8. The method for efficient feature extraction and multi-scale information modeling of large-scale images according to claim 7, characterized in that, The classification prediction using the trained WSI classification model includes loading the entire WSI to be inferred, employing the same color threshold-based segmentation algorithm as in the training phase to distinguish foreground tissue regions from the background; using the same pre-trained encoder as in the training phase to extract feature vectors from each image patch and performing feature space clustering, hierarchical sampling, and forward computation of the WSDA module; first, applying the Nystrom attention mechanism to the sampled feature matrix to approximate global instance dependencies and capture long-range spatial associations; then, performing multi-head self-attention computation sequentially at decreasing window scales, refining the local feature representation from coarse to fine granular; next, performing SERG module region reweighting, calculating the gating weights of each region through a pre-trained squeeze-activation network; finally, performing packet-level representation aggregation and classification output; calculating the probability distribution of WSI belonging to each category through fully connected layers and the Softmax activation function to complete the final classification prediction; transforming the probability distribution output by the model into specific category prediction results; for multi-class classification tasks, using the argmax decision rule to determine the final predicted category from the probability distribution output by the model: let the probability vector output by the model be... ,in Indicates that the sample belongs to the first The predicted probability of the class is then used to determine the final predicted label. That is, the class with the highest probability value is selected as the model's prediction result; for binary classification tasks, a threshold decision mechanism is used to convert the continuous probability output into discrete class labels: let the positive class probability output by the model be... The preset decision threshold is ,when The sample is determined to be positive if it is positive, otherwise it is determined to be negative.

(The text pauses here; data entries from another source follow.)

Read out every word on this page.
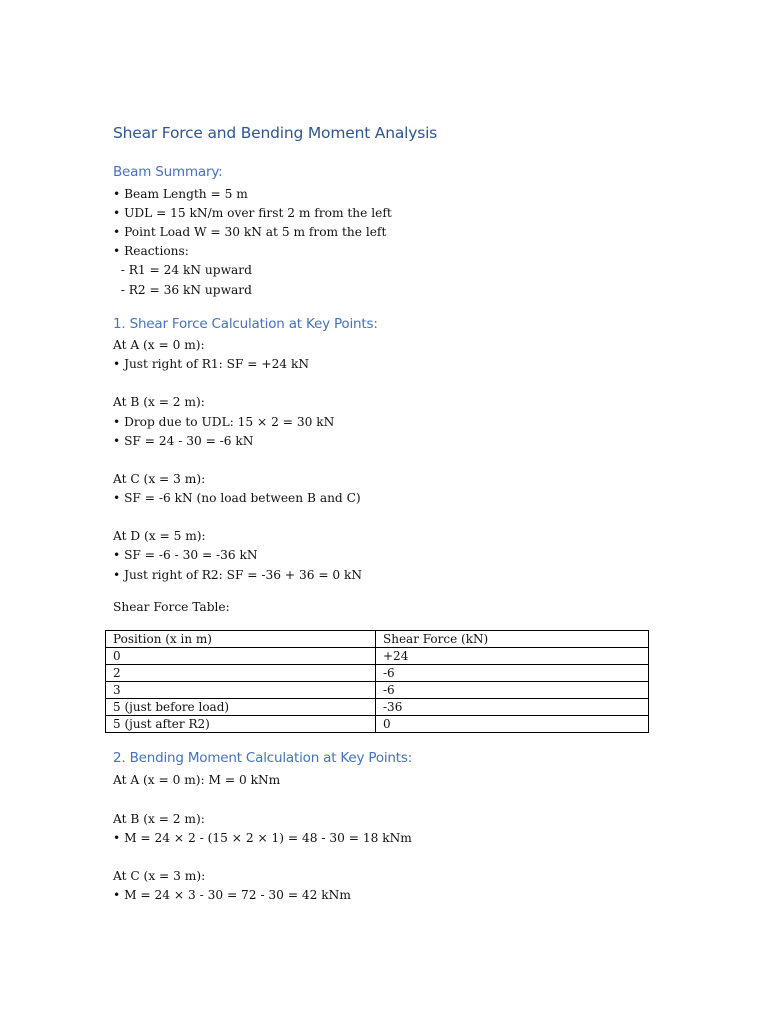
Shear Force and Bending Moment Analysis
Beam Summary:

• Beam Length = 5 m

• UDL = 15 kN/m over first 2 m from the left

• Point Load W = 30 kN at 5 m from the left

• Reactions:

- R1 = 24 kN upward

- R2 = 36 kN upward

1. Shear Force Calculation at Key Points:

At A (x = 0 m):

• Just right of R1: SF = +24 kN

At B (x = 2 m):

• Drop due to UDL: 15 × 2 = 30 kN

• SF = 24 - 30 = -6 kN

At C (x = 3 m):

• SF = -6 kN (no load between B and C)

At D (x = 5 m):

• SF = -6 - 30 = -36 kN

• Just right of R2: SF = -36 + 36 = 0 kN

Shear Force Table:

Position (x in m)	Shear Force (kN)
0	+24
2	-6
3	-6
5 (just before load)	-36
5 (just after R2)	0
2. Bending Moment Calculation at Key Points:

At A (x = 0 m): M = 0 kNm

At B (x = 2 m):

• M = 24 × 2 - (15 × 2 × 1) = 48 - 30 = 18 kNm

At C (x = 3 m):

• M = 24 × 3 - 30 = 72 - 30 = 42 kNm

9. A system for efficient feature extraction and multi-scale information modeling of large-scale images, comprising performing the method for efficient feature extraction and multi-scale information modeling of large-scale images as described in claim 1, characterized in that, include: The data acquisition module is configured to acquire image data; The data preprocessing module is configured to perform data preprocessing on the acquired image data; The feature extraction module is configured to extract features from the preprocessed image. The model building module is configured to build WSI classification models using a cascaded architecture; The model training module is configured to train the constructed WSI classification model; The prediction module is configured to perform classification prediction using the trained WSI classification model.